W kilku miejscach Lada odchodzi od libretta opery, zbliżając się do jej literackiego pierwowzoru, a nawet wcześniejszych źródeł inspiracji Szekspira. Czyni to jednak z korzyścią dla dramaturgii i w zgodzie z przesłaniem tekstu – jak w brawurowo wyreżyserowanej scenie mordu na synach Makdufa, w której Makbet miota się między czułością, okrucieństwem i uczuciem pustki po własnych nieistniejących dzieciach. Piorunujące wrażenie robi też Mohammad Al Haji, syryjski tancerz z protezą nogi utraconej w ataku rakietowym, który w trzecim akcie występuje w roli sobowtóra protagonisty, Makbeta „odbitego w zwierciadle”. Te właśnie epizody, niezwykle urodziwe formalnie, a zarazem niejednoznaczne, u każdego widza wywołujące inne, choć równie bolesne skojarzenia, najmocniej akcentują „współczesność” tragedii Szekspira i opery Verdiego, podobnie jak majaczący w trupim świetle chór na początku aktu czwartego („Patria opressa”).

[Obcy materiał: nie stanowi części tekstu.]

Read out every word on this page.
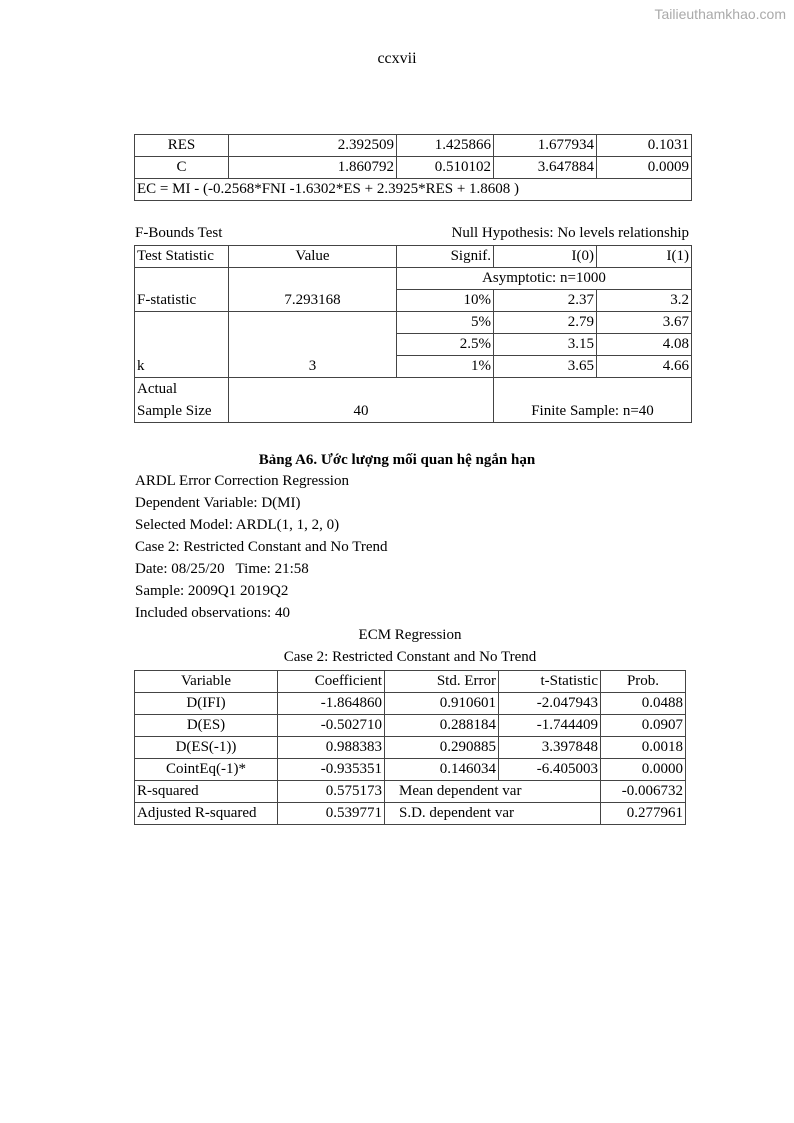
Tailieuthamkhao.com
ccxvii
RES	2.392509	1.425866	1.677934	0.1031
C	1.860792	0.510102	3.647884	0.0009
EC = MI - (-0.2568*FNI -1.6302*ES + 2.3925*RES + 1.8608 )				
F-Bounds Test	Null Hypothesis: No levels relationship
Test Statistic	Value	Signif.	I(0)	I(1)
F-statistic	7.293168	Asymptotic: n=1000		
		10%	2.37	3.2
k	3	5%	2.79	3.67
		2.5%	3.15	4.08
		1%	3.65	4.66
Actual
Sample Size	40		Finite Sample: n=40	
Bảng A6. Ước lượng mối quan hệ ngắn hạn
ARDL Error Correction Regression
Dependent Variable: D(MI)
Selected Model: ARDL(1, 1, 2, 0)
Case 2: Restricted Constant and No Trend
Date: 08/25/20   Time: 21:58
Sample: 2009Q1 2019Q2
Included observations: 40
ECM Regression
Case 2: Restricted Constant and No Trend
Variable	Coefficient	Std. Error	t-Statistic	Prob.
D(IFI)	-1.864860	0.910601	-2.047943	0.0488
D(ES)	-0.502710	0.288184	-1.744409	0.0907
D(ES(-1))	0.988383	0.290885	3.397848	0.0018
CointEq(-1)*	-0.935351	0.146034	-6.405003	0.0000
R-squared	0.575173	Mean dependent var		-0.006732
Adjusted R-squared	0.539771	S.D. dependent var		0.277961
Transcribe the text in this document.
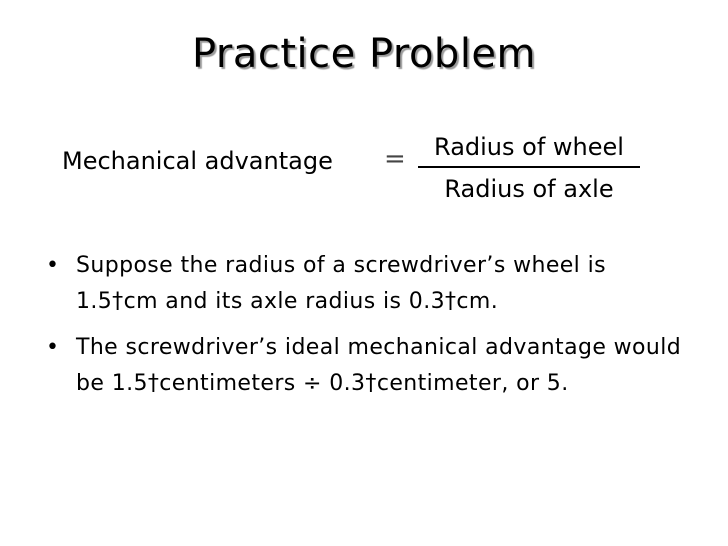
Practice Problem
Mechanical advantage =	Radius of wheel
Radius of axle
• Suppose the radius of a screwdriver’s wheel is 1.5†cm and its axle radius is 0.3†cm.
• The screwdriver’s ideal mechanical advantage would be 1.5†centimeters ÷ 0.3†centimeter, or 5.
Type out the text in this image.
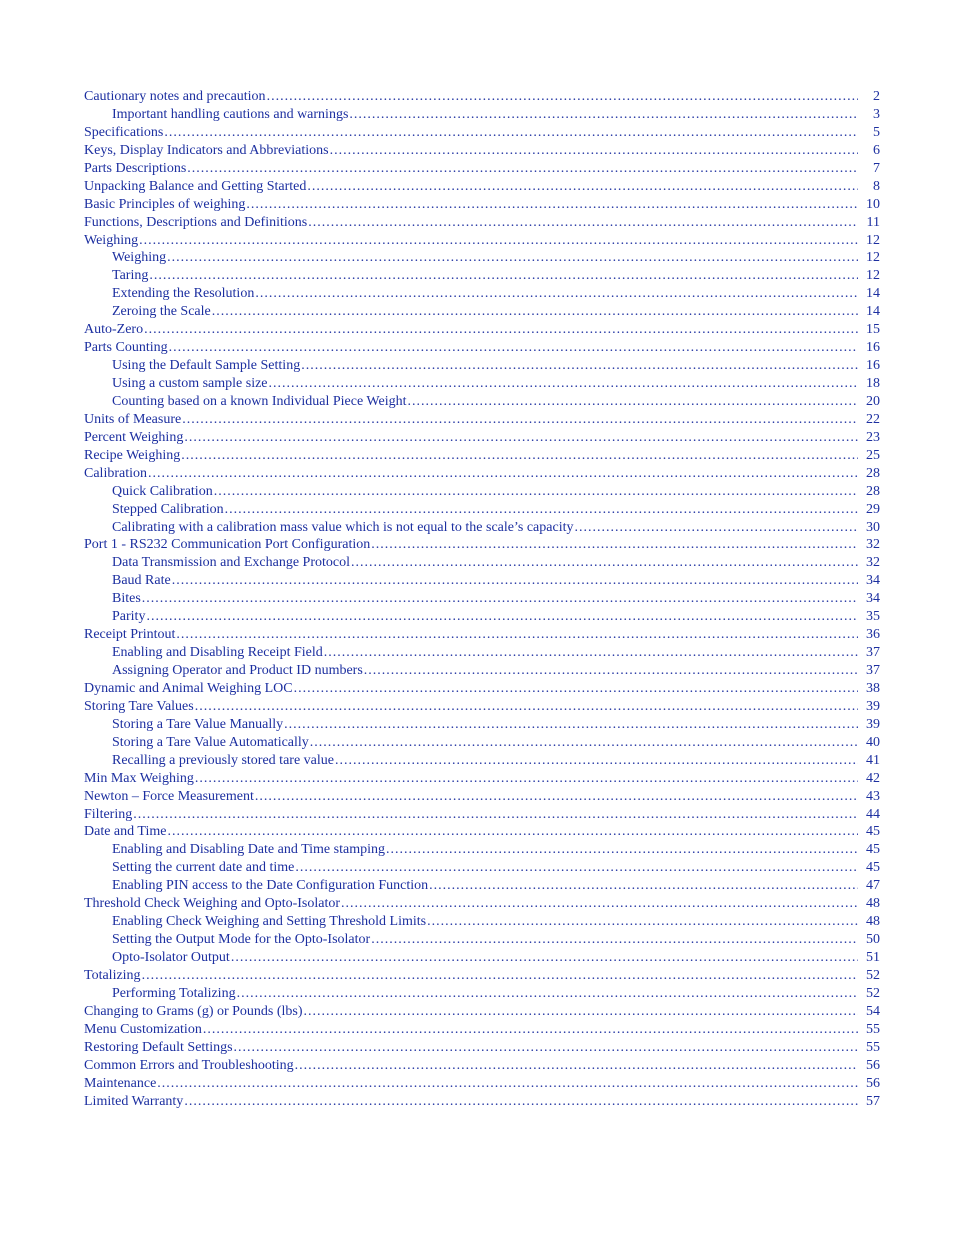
Cautionary notes and precaution .....	2
Important handling cautions and warnings .....	3
Specifications .....	5
Keys, Display Indicators and Abbreviations .....	6
Parts Descriptions .....	7
Unpacking Balance and Getting Started .....	8
Basic Principles of weighing .....	10
Functions, Descriptions and Definitions .....	11
Weighing .....	12
Weighing .....	12
Taring .....	12
Extending the Resolution .....	14
Zeroing the Scale .....	14
Auto-Zero .....	15
Parts Counting .....	16
Using the Default Sample Setting .....	16
Using a custom sample size .....	18
Counting based on a known Individual Piece Weight .....	20
Units of Measure .....	22
Percent Weighing .....	23
Recipe Weighing .....	25
Calibration .....	28
Quick Calibration .....	28
Stepped Calibration .....	29
Calibrating with a calibration mass value which is not equal to the scale’s capacity .....	30
Port 1 - RS232 Communication Port Configuration .....	32
Data Transmission and Exchange Protocol .....	32
Baud Rate .....	34
Bites .....	34
Parity .....	35
Receipt Printout .....	36
Enabling and Disabling Receipt Field .....	37
Assigning Operator and Product ID numbers .....	37
Dynamic and Animal Weighing LOC .....	38
Storing Tare Values .....	39
Storing a Tare Value Manually .....	39
Storing a Tare Value Automatically .....	40
Recalling a previously stored tare value .....	41
Min Max Weighing .....	42
Newton – Force Measurement .....	43
Filtering .....	44
Date and Time .....	45
Enabling and Disabling Date and Time stamping .....	45
Setting the current date and time .....	45
Enabling PIN access to the Date Configuration Function .....	47
Threshold Check Weighing and Opto-Isolator .....	48
Enabling Check Weighing and Setting Threshold Limits .....	48
Setting the Output Mode for the Opto-Isolator .....	50
Opto-Isolator Output .....	51
Totalizing .....	52
Performing Totalizing .....	52
Changing to Grams (g) or Pounds (lbs) .....	54
Menu Customization .....	55
Restoring Default Settings .....	55
Common Errors and Troubleshooting .....	56
Maintenance .....	56
Limited Warranty .....	57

Jedyne, co wzbudziło moje wątpliwości, to scena z lasem birnamskim, zanadto podobnym do gromady skandynawskich trolli, by osiągnąć pożądany efekt grozy.
Vincenzo Neri i zjawy królów. Fot. Edyta Dufaj
Ale i tak ze sceny wręcz biła energia – śpiewaków, członków chóru i statystów, świetnie przygotowanych, doskonale poprowadzonych przez reżysera, bez reszty zaangażowanych w materię dzieła. Znakomitym Makbetem, zarówno pod względem wokalnym, jak postaciowym, okazał się Vincenzo Neri, dysponujący barytonem niezbyt dużym, lecz bardzo urodziwym i wyrazistym. Mam kłopot z oceną Lady Makbet w osobie Libby Sokolowski, która z kolei ma głos jak dzwon, niezwykłej piękności i wyjątkowo ciemny, w dolnym rejestrze brzmiący wręcz kontraltowo. I w dodatku jest świetną aktorką, lecz w jej śpiewie razi mnie niekontrolowane wibrato i nie zawsze pewna intonacja. Może trafiłam na jej gorszy dzień, bo muszę przyznać, że w zaskakująco subtelnie zinterpretowanej scenie szaleństwa wzbudziła mój autentyczny podziw. Świetnym odtwórcą roli Banka okazał się Brent Michael Smith, obdarzony szlachetnym, smoliście gęstym, choć odrobinę nosowym basem. Znów zachwycił mnie żarliwy liryzm śpiewu Briana Michaela Moore’a (Makduf), zwłaszcza w przejmującej arii „O, la paterna mano” z czwartego aktu. W partii Malkolma dobrze wypadł pełen młodzieńczego wigoru Sungjune Park, w roli Damy (którą Lada uczynił zarazem ciężarną żoną Malkolma) doskonale sprawiła się aksamitnogłosa Mack Wolz. Na osobną wzmiankę zasłużył demoniczny i znakomity aktorsko bas Jonas Jud w poczwórnej roli Lekarza, Mordercy, Sługi i Herolda, a także baryton David Maze, weteran zespołu Theater St. Gallen, tym razem w niemej, brawurowo zagranej roli Dunkana, jakby żywcem wyjętego z którejś z oper komicznych Gilberta i Sullivana. Całość pewną ręką poprowadził Carlo Goldstein, imponując nieomylnym wyczuciem Verdiowskiego stylu, bezcennym w kontekście wyjątkowej faktury i kolorystyki orkiestrowej Makbeta, pieczołowicie oddanych przez muzyków Sinfonieorchester St. Gallen.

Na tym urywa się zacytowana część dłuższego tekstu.